Posté : 7 avril, 2022 @ 8:00 dans * Espionnage, 1960-1969, James Bond, YOUNG Terence | Pas de commentaires »

James Bond 007 contre Dr No

Et c’est ainsi que tout commença, ou presque. Bien sûr, à la base du mythe, il y a les romans de Ian Fleming. Mais à la base seulement. Le véritable mythe, lui, est bien né avec ce Dr. No, premier d’une longue série de films (vingt-cinq au compteur officiel, tout juste soixante ans plus tard). On peut même être franchement précis sur l’instant où le mythe prend forme, un peu comme on peut dire à quel moment exact John Wayne est devenu une star (un travelling dans Stagecoach) : lorsque le visage de Sean Connery apparaît en gros plan après que la caméra lui a longuement tourné autour.

C’est la toute première apparition de l’agent 007 au cinéma. Et d’emblée, avec cette séquence qui reste fascinante, on sent que le personnage a été porté à l’écran avec la volonté d’en faire un mythe. Cette scène doit beaucoup à l’introduction du personnage de Bogart dans Casablanca. Elle annonce aussi dans l’esprit celle d’Indiana Jones dans Les Aventuriers de l’arche perdue. Dans tous ces cas, le personnage n’est d’abord dévoilé que par des détails : le geste d’une main, un plan de dos… Mais l’apparition du visage face caméra, elle, est bien tardive.

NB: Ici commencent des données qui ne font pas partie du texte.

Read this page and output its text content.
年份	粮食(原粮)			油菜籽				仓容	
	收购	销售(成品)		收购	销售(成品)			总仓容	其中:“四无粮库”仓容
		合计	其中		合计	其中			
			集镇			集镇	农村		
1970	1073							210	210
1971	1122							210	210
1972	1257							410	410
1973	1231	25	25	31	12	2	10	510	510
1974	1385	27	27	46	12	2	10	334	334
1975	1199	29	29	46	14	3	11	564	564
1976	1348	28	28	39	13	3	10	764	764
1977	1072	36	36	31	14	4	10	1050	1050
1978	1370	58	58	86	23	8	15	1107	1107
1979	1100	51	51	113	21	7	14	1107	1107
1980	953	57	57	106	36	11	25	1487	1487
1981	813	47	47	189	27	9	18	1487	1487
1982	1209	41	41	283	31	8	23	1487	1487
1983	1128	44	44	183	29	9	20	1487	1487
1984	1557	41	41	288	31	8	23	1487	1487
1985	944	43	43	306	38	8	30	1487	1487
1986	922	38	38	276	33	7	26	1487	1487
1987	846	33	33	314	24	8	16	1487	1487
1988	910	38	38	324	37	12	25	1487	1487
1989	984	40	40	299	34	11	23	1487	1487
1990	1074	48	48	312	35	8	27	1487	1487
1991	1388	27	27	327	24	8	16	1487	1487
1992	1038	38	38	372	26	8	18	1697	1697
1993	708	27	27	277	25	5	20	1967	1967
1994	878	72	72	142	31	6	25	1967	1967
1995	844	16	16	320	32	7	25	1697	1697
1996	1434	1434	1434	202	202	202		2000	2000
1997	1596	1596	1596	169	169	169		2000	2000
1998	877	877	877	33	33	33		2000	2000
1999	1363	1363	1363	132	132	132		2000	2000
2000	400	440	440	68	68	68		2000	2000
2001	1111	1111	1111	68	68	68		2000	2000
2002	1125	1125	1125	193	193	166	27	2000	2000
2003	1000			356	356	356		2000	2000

L’effet reste saisissant, parce que Sean Connery a ce charisme animal totalement fascinant, cette manière de jouer avec son regard, sa bouche et ses mains, qui est pour beaucoup dans la puissance que prend le personnage dès ce premier film. Etonnant aussi : le fait que tous les éléments du mythe soient déjà là. La silhouette de Bond dans une cible au début du film, le générique très stylisé, le « Bond… James Bond », les Bond Girls… Pour la chanson de générique, les gadgets et Q, on attendra un peu, mais l’essentiel est bien là.

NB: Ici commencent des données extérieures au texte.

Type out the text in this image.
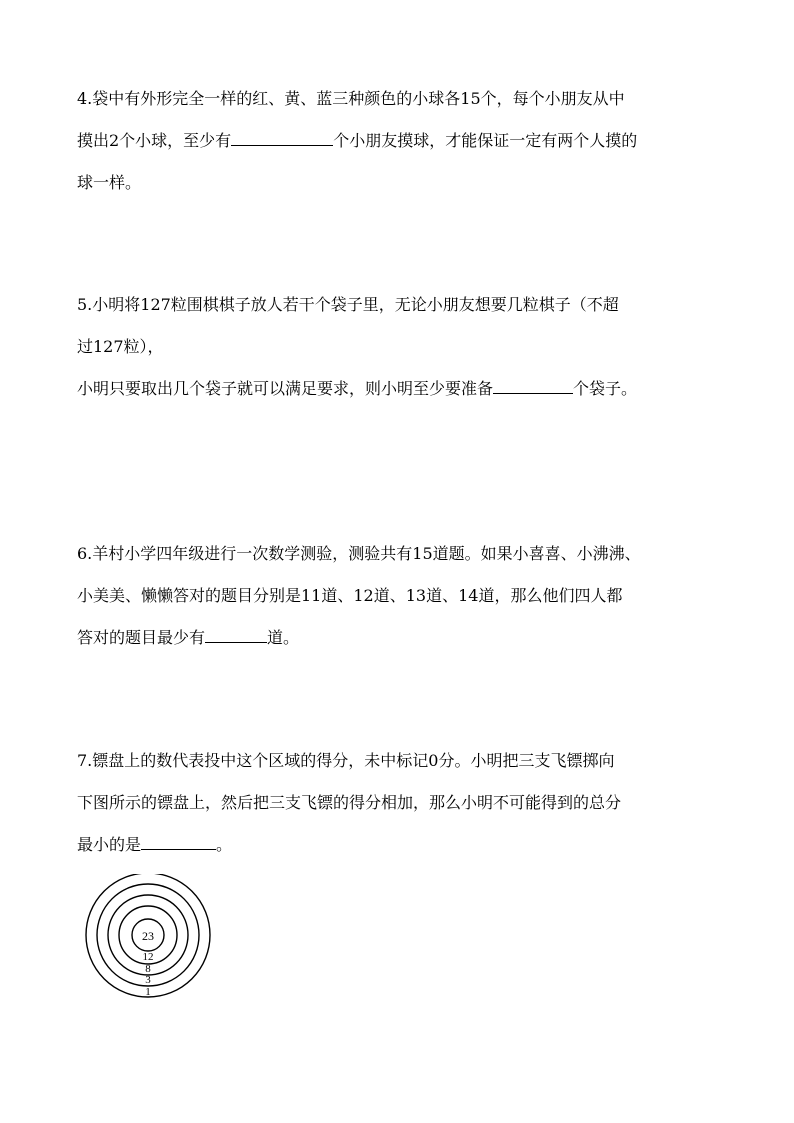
4.袋中有外形完全一样的红、黄、蓝三种颜色的小球各15个，每个小朋友从中
摸出2个小球，至少有	个小朋友摸球，才能保证一定有两个人摸的
球一样。
5.小明将127粒围棋棋子放人若干个袋子里，无论小朋友想要几粒棋子（不超
过127粒），
小明只要取出几个袋子就可以满足要求，则小明至少要准备	个袋子。
6.羊村小学四年级进行一次数学测验，测验共有15道题。如果小喜喜、小沸沸、
小美美、懒懒答对的题目分别是11道、12道、13道、14道，那么他们四人都
答对的题目最少有	道。
7.镖盘上的数代表投中这个区域的得分，未中标记0分。小明把三支飞镖掷向
下图所示的镖盘上，然后把三支飞镖的得分相加，那么小明不可能得到的总分
最小的是	。
23
12
8
3
1
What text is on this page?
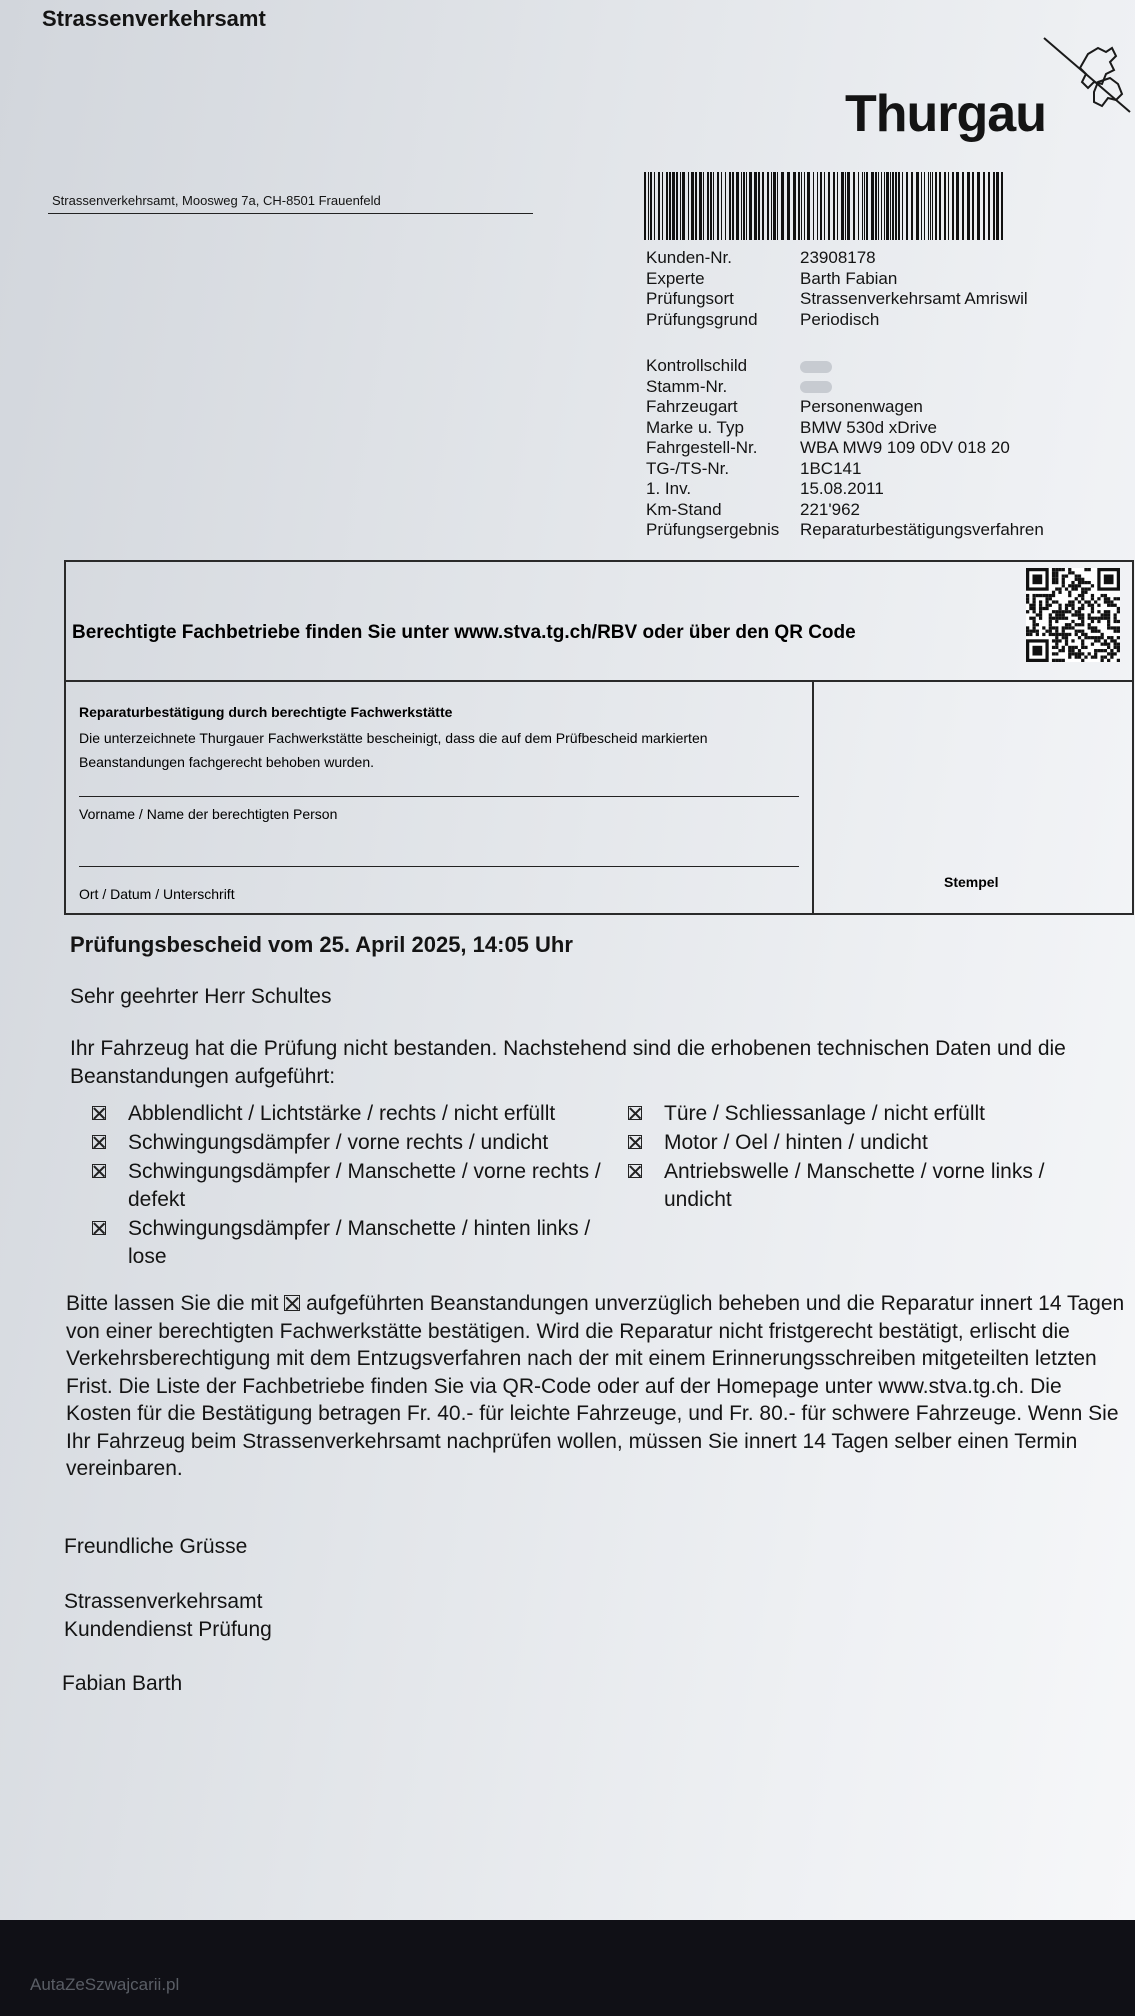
Strassenverkehrsamt
Thurgau
Strassenverkehrsamt, Moosweg 7a, CH-8501 Frauenfeld
Kunden-Nr.	23908178
Experte	Barth Fabian
Prüfungsort	Strassenverkehrsamt Amriswil
Prüfungsgrund	Periodisch
Kontrollschild
Stamm-Nr.
Fahrzeugart	Personenwagen
Marke u. Typ	BMW 530d xDrive
Fahrgestell-Nr.	WBA MW9 109 0DV 018 20
TG-/TS-Nr.	1BC141
1. Inv.	15.08.2011
Km-Stand	221'962
Prüfungsergebnis	Reparaturbestätigungsverfahren
Berechtigte Fachbetriebe finden Sie unter www.stva.tg.ch/RBV oder über den QR Code
Reparaturbestätigung durch berechtigte Fachwerkstätte
Die unterzeichnete Thurgauer Fachwerkstätte bescheinigt, dass die auf dem Prüfbescheid markierten Beanstandungen fachgerecht behoben wurden.
Vorname / Name der berechtigten Person
Ort / Datum / Unterschrift
Stempel
Prüfungsbescheid vom 25. April 2025, 14:05 Uhr
Sehr geehrter Herr Schultes
Ihr Fahrzeug hat die Prüfung nicht bestanden. Nachstehend sind die erhobenen technischen Daten und die Beanstandungen aufgeführt:
Abblendlicht / Lichtstärke / rechts / nicht erfüllt
Schwingungsdämpfer / vorne rechts / undicht
Schwingungsdämpfer / Manschette / vorne rechts / defekt
Schwingungsdämpfer / Manschette / hinten links / lose
Türe / Schliessanlage / nicht erfüllt
Motor / Oel / hinten / undicht
Antriebswelle / Manschette / vorne links / undicht
Bitte lassen Sie die mit aufgeführten Beanstandungen unverzüglich beheben und die Reparatur innert 14 Tagen von einer berechtigten Fachwerkstätte bestätigen. Wird die Reparatur nicht fristgerecht bestätigt, erlischt die Verkehrsberechtigung mit dem Entzugsverfahren nach der mit einem Erinnerungsschreiben mitgeteilten letzten Frist. Die Liste der Fachbetriebe finden Sie via QR-Code oder auf der Homepage unter www.stva.tg.ch. Die Kosten für die Bestätigung betragen Fr. 40.- für leichte Fahrzeuge, und Fr. 80.- für schwere Fahrzeuge. Wenn Sie Ihr Fahrzeug beim Strassenverkehrsamt nachprüfen wollen, müssen Sie innert 14 Tagen selber einen Termin vereinbaren.
Freundliche Grüsse
Strassenverkehrsamt
Kundendienst Prüfung
Fabian Barth
AutaZeSzwajcarii.pl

Côté scénario, ce premier film est plus inégal. La première partie, qui flirte du côté du film de détective, est plutôt convaincante, et très rythmée. Le ton change en revanche dès l’arrivée sur l’île du grand méchant, premier repère secret d’une longue série, dont le gigantisme sied mal à la mise en scène de Young, efficace mais sans grand panache.

Qu’importe d’ailleurs. Dans cette seconde moitié du film, on n’a plus d’yeux que pour Ursula Andress, prototype inamovible de la parfaite Bond Girl, dont l’irrésistible apparition en bikini reste une image incontournable de la saga, qui sera citée ouvertement à deux reprises dans les années 2000 : par Halle Berry dans Meurs un autre jour, et par… Daniel Craig dans Casino Royale.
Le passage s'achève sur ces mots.